Markets Today: Stevens Speaks – Nothing to See Here?
Eurozone markets have been cheered by reports that Greek Finance Minister Yanis Varoufakis has been removed from the debt-deal negotiation table by his prime minister. Varoufakis’ hard-ball tactics have been a source of huge frustration for the Brussels group of international creditors.
In an otherwise quiet Monday session, Eurozone markets have been cheered by reports that Greek Finance Minister Yanis Varoufakis has been removed from the debt-deal negotiation table by his prime minister. Varoufakis’ hard-ball tactics have been a source of huge frustration for the Brussels group of international creditors. The appointment of a more conventional negotiator, more familiar with the European bureaucracy, has stoked optimism that a deal will be reached before large payments are due in May. The news helped EUR/USD break above 1.09 early this morning (high of 1.0927) to its highest level in three weeks.
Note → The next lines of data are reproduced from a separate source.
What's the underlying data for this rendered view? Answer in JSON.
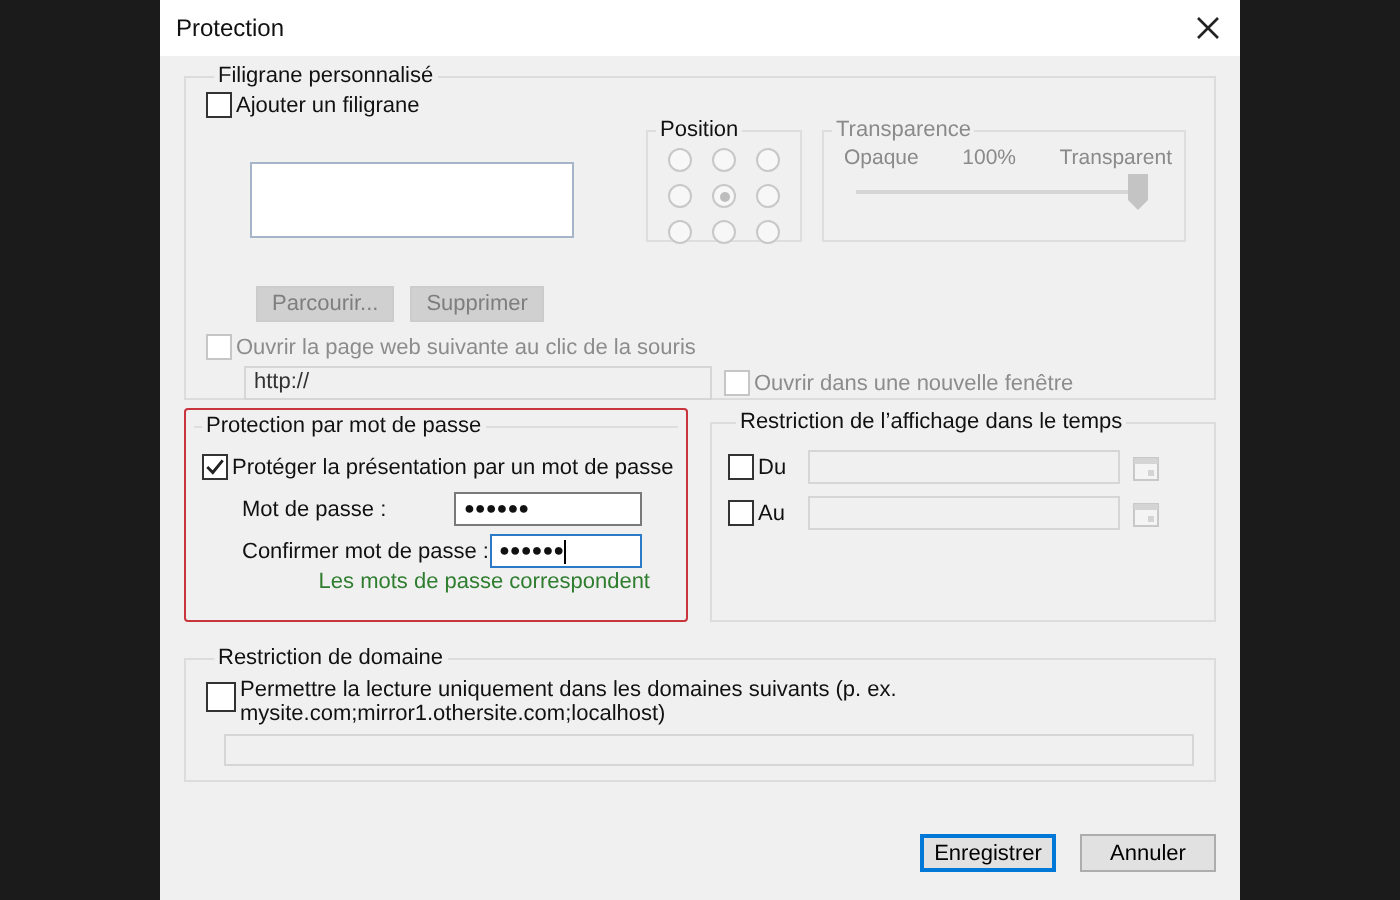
{
  "window": {
    "title": "Protection"
  },
  "watermark": {
    "title": "Filigrane personnalisé",
    "add": {
      "label": "Ajouter un filigrane",
      "checked": false
    },
    "position": {
      "title": "Position",
      "options": [
        {
          "selected": false
        },
        {
          "selected": false
        },
        {
          "selected": false
        },
        {
          "selected": false
        },
        {
          "selected": true
        },
        {
          "selected": false
        },
        {
          "selected": false
        },
        {
          "selected": false
        },
        {
          "selected": false
        }
      ]
    },
    "transparency": {
      "title": "Transparence",
      "min_label": "Opaque",
      "value_label": "100%",
      "max_label": "Transparent",
      "level": 1.0,
      "disabled": true
    },
    "buttons": [
      {
        "label": "Parcourir...",
        "disabled": true
      },
      {
        "label": "Supprimer",
        "disabled": true
      }
    ],
    "open_link": {
      "label": "Ouvrir la page web suivante au clic de la souris",
      "checked": false,
      "disabled": true
    },
    "url": {
      "value": "http://",
      "disabled": true
    },
    "new_window": {
      "label": "Ouvrir dans une nouvelle fenêtre",
      "checked": false,
      "disabled": true
    }
  },
  "password": {
    "title": "Protection par mot de passe",
    "protect": {
      "label": "Protéger la présentation par un mot de passe",
      "checked": true
    },
    "fields": [
      {
        "label": "Mot de passe :",
        "value": "●●●●●●",
        "focused": false
      },
      {
        "label": "Confirmer mot de passe :",
        "value": "●●●●●●",
        "focused": true
      }
    ],
    "message": "Les mots de passe correspondent"
  },
  "time_restriction": {
    "title": "Restriction de l’affichage dans le temps",
    "items": [
      {
        "label": "Du",
        "checked": false
      },
      {
        "label": "Au",
        "checked": false
      }
    ]
  },
  "domain": {
    "title": "Restriction de domaine",
    "checkbox": {
      "label": "Permettre la lecture uniquement dans les domaines suivants (p. ex. mysite.com;mirror1.othersite.com;localhost)",
      "checked": false
    }
  },
  "buttons": [
    {
      "label": "Enregistrer",
      "default": true
    },
    {
      "label": "Annuler",
      "default": false
    }
  ]
}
Headlines quoting Greek PM Tsipras are hitting the wires as we write, Tsipras reported saying that German chancellor Merkel is willing to find solution for Greece and that a Greek default would represent a failure for Europe.
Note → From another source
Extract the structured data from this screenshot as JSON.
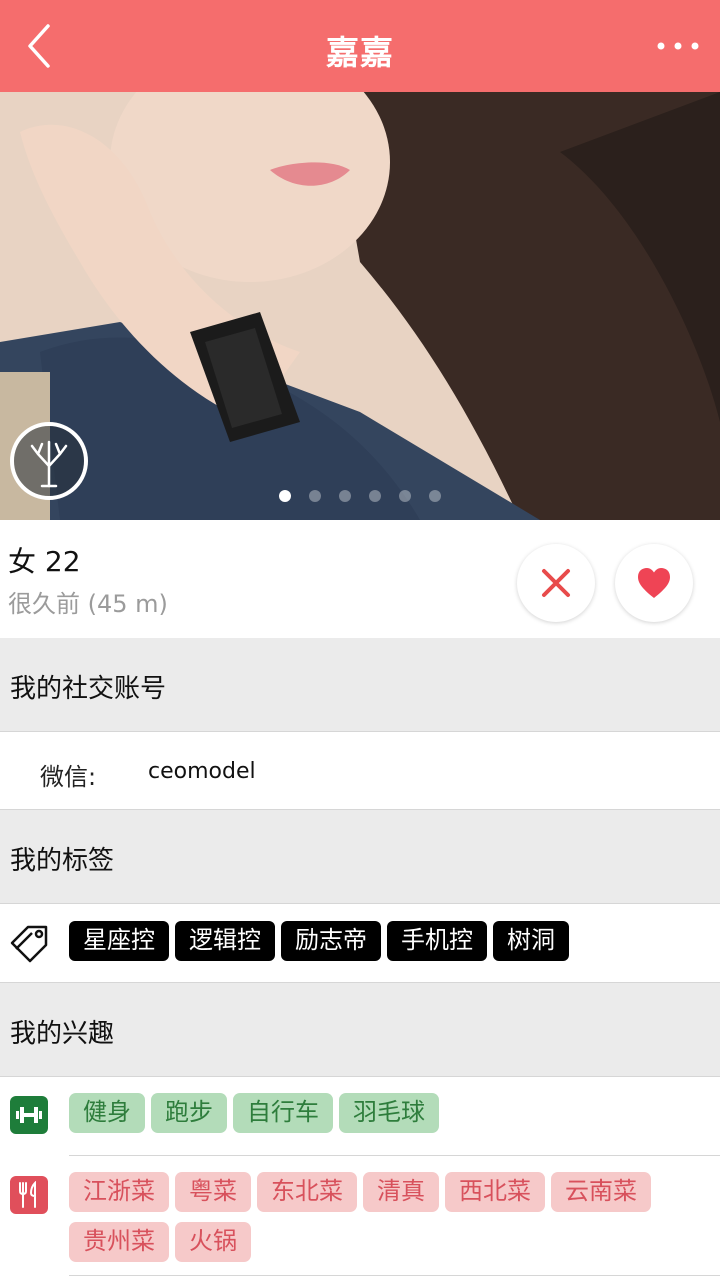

Gains for EUR/USD are very mild in relation to some other currencies however, where it the commodity sensitive currencies that have fared best (CAD, NOK, NZD and AUD in that order). CAD and NOK’s G10 leadership positions have come despite renewed slippage in oil prices, with Brent and WTI grades both off around $0.50 on the day. Hard commodities in contrast are continuing their recovery, the China iron ore import price for the 62% fines grade up another $1.28, to $59.0. Exchange traded metals are also up about 1% (LMEX index).
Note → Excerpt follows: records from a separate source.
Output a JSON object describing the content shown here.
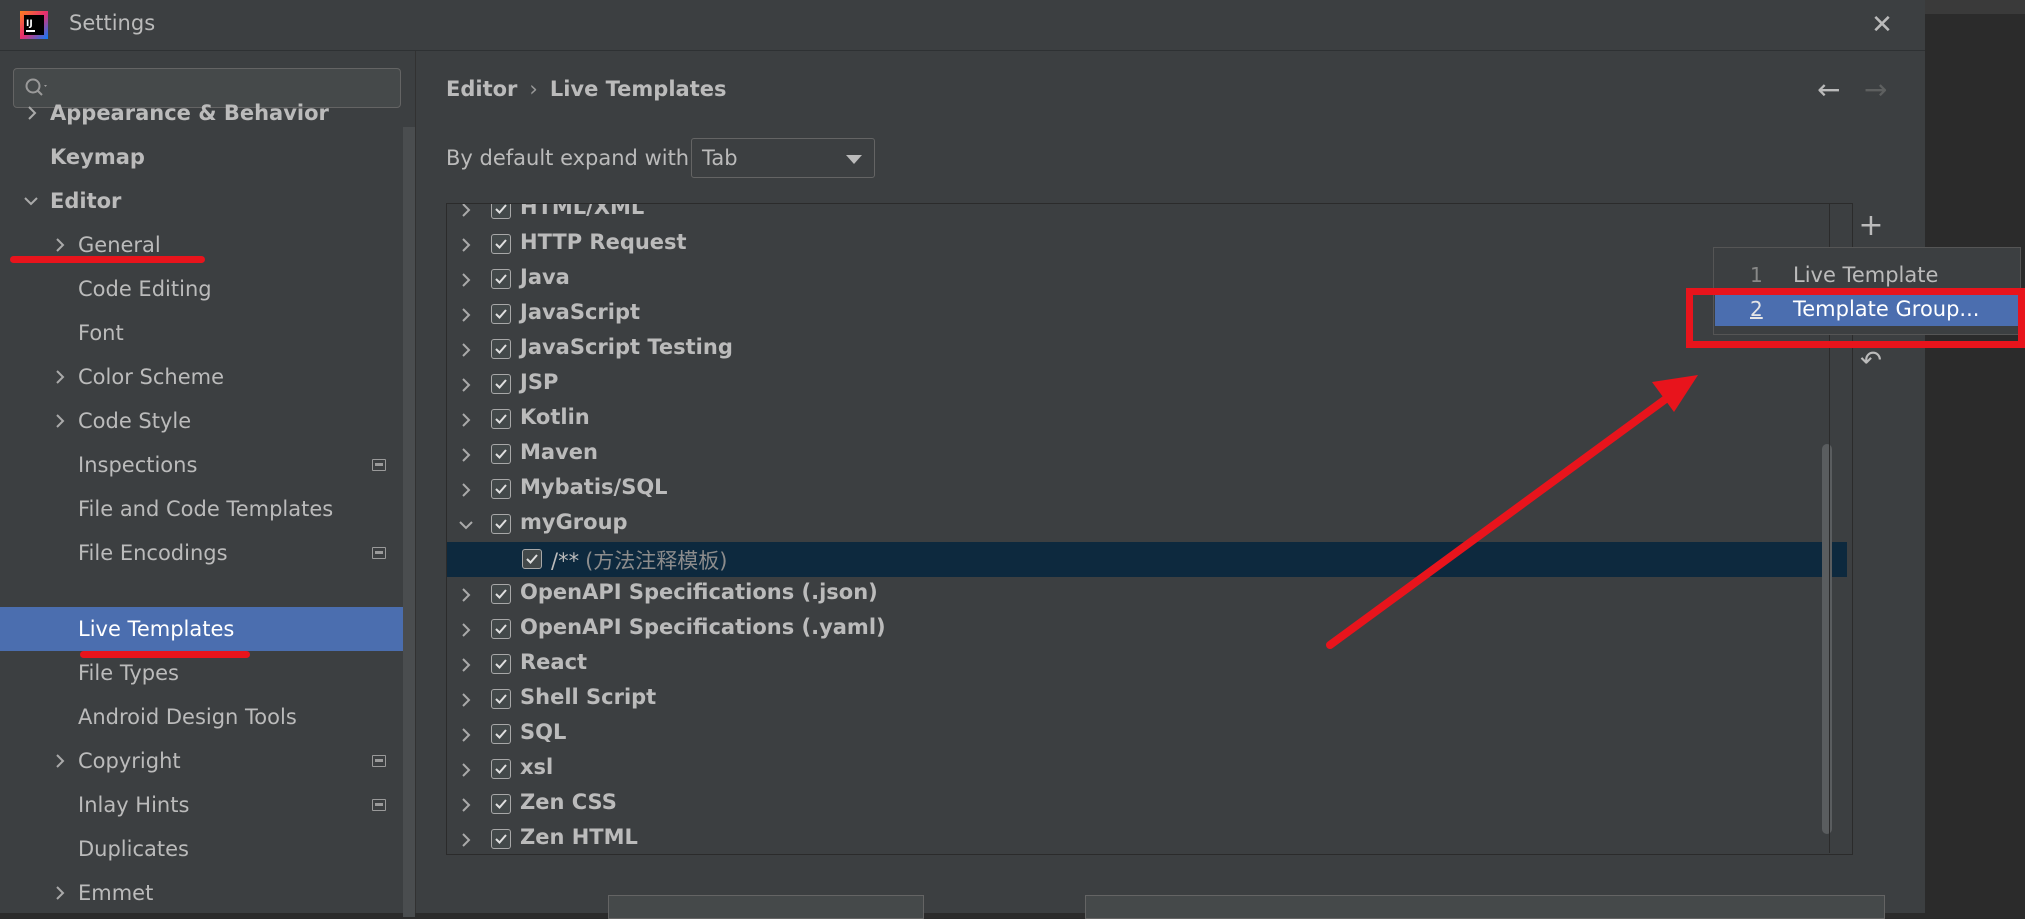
{
  "window": {
    "title": "Settings"
  },
  "search": {
    "placeholder": ""
  },
  "sidebar": {
    "items": [
      {
        "label": "Appearance & Behavior"
      },
      {
        "label": "Keymap"
      },
      {
        "label": "Editor"
      },
      {
        "label": "General"
      },
      {
        "label": "Code Editing"
      },
      {
        "label": "Font"
      },
      {
        "label": "Color Scheme"
      },
      {
        "label": "Code Style"
      },
      {
        "label": "Inspections"
      },
      {
        "label": "File and Code Templates"
      },
      {
        "label": "File Encodings"
      },
      {
        "label": "Live Templates"
      },
      {
        "label": "File Types"
      },
      {
        "label": "Android Design Tools"
      },
      {
        "label": "Copyright"
      },
      {
        "label": "Inlay Hints"
      },
      {
        "label": "Duplicates"
      },
      {
        "label": "Emmet"
      }
    ]
  },
  "breadcrumb": {
    "parent": "Editor",
    "separator": "›",
    "current": "Live Templates"
  },
  "expand": {
    "label": "By default expand with",
    "value": "Tab"
  },
  "templates": {
    "groups": [
      {
        "label": "HTML/XML"
      },
      {
        "label": "HTTP Request"
      },
      {
        "label": "Java"
      },
      {
        "label": "JavaScript"
      },
      {
        "label": "JavaScript Testing"
      },
      {
        "label": "JSP"
      },
      {
        "label": "Kotlin"
      },
      {
        "label": "Maven"
      },
      {
        "label": "Mybatis/SQL"
      },
      {
        "label": "myGroup"
      },
      {
        "label": "/**",
        "description": "(方法注释模板)"
      },
      {
        "label": "OpenAPI Specifications (.json)"
      },
      {
        "label": "OpenAPI Specifications (.yaml)"
      },
      {
        "label": "React"
      },
      {
        "label": "Shell Script"
      },
      {
        "label": "SQL"
      },
      {
        "label": "xsl"
      },
      {
        "label": "Zen CSS"
      },
      {
        "label": "Zen HTML"
      }
    ]
  },
  "popup": {
    "items": [
      {
        "num": "1",
        "label": "Live Template"
      },
      {
        "num": "2",
        "label": "Template Group..."
      }
    ]
  },
  "colors": {
    "accent": "#4b6eaf",
    "annotation": "#e8141c",
    "highlight_row": "#0d293e"
  },
  "icons": [
    "app-logo",
    "search-icon",
    "close-icon",
    "chevron-right-icon",
    "chevron-down-icon",
    "add-icon",
    "undo-icon",
    "back-arrow-icon",
    "forward-arrow-icon"
  ]
}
The Japanese Yen, in contrast, is very marginally weaker on the night, following a ratings downgrade from Fitch (to A from A+) and which puts it below both Moody’s and S&Ps current rating. That said, there are very few, if any, recorded instances where ratings downgrades to Japan have had durable negative impact on the currency.
The main news out of the United Sates Monday has been Apple’s Q2 results – just reported – showing EPS of $2.33 against the $2.16 street estimate and 33% up on the same period of last year. In January Apple had warned that dollar appreciation was likely to take about $2bn off its top-line revenue, so there is some relief the hit does not appear to be larger. Together with an announced expansion of its capital return programmer by $70bn to $200bn, Apple’s shares price has risen by over 1% in the 30 minutes since reporting.
Economic news overnight has been sparse, the only things to note being the Markit US Services PMI, which slipped to 57.8 from 59.2, beneath the 58.8 expected, and the Dallas Fed Manufacturing Activity survey, which improved marginally to -16 from -17.4 but beneath the expected -12. The run up in the AUD/USD rate overnight, from around 0.7820 to above 0.7860, came directly on the back of the Services PMI release, albeit assisted by favourable EUR/USD tailwinds.
RBA Governor Stevens speaks this morning at 08:40 local time in Sydney at the AFR‘s Banking and Wealth Summit. There is no title for his speech as yet, and after an expansive discourse on the economy and considerations for monetary policy just a week ago in New York, and given the proximity to next week’s policy meeting, the Governor might well be taking the opportunity to steer away to a less macro/market- sensitive topic.
In case Mr .Stevens does offer some monetary policy pointers, market pricing for a 25 point rate cut next Tuesday currently sits at almost exactly 50:50. Last week, recall, Mr Stevens said that given output is below potential, aggregate demand still seems soft, unemployment sits above the natural rate, and inflation is forecast to remain within target, then “interest rates should be quite accommodative and the question of whether they should be reduced further has to be on the table”. But the Governor then said that the policy equation is more complicated since these are not the only pertinent facts. He went on to list, among other things, the strength of the housing sector and which suggest past policy is already proving effective; the high level of household leverage, ‘exuberant’ Sydney house prices; and the fact credit conditions are very easy (his emphasis).
Also up today is the weekly Roy Morgan/ANZ consumer confidence number and offshore tonight, UK G1 GDP (expected to be relatively strong) and US Consumer Confidence and Richmond Fed surveys.
On global stock markets, the S&P 500 was -0.40%. Bond markets saw US 10-years +1.75bp to 1.93%. On commodity markets, Brent crude oil -0.89% to $64.7, gold+2.4% to $1,203, iron ore +2.2% to $59.09. AUD is at 0.785 and the range was 0.7792 to 0.7872.. Indicative range today 0.7815 to 0.7890. (For more market prices, please see p.2 of the pdf).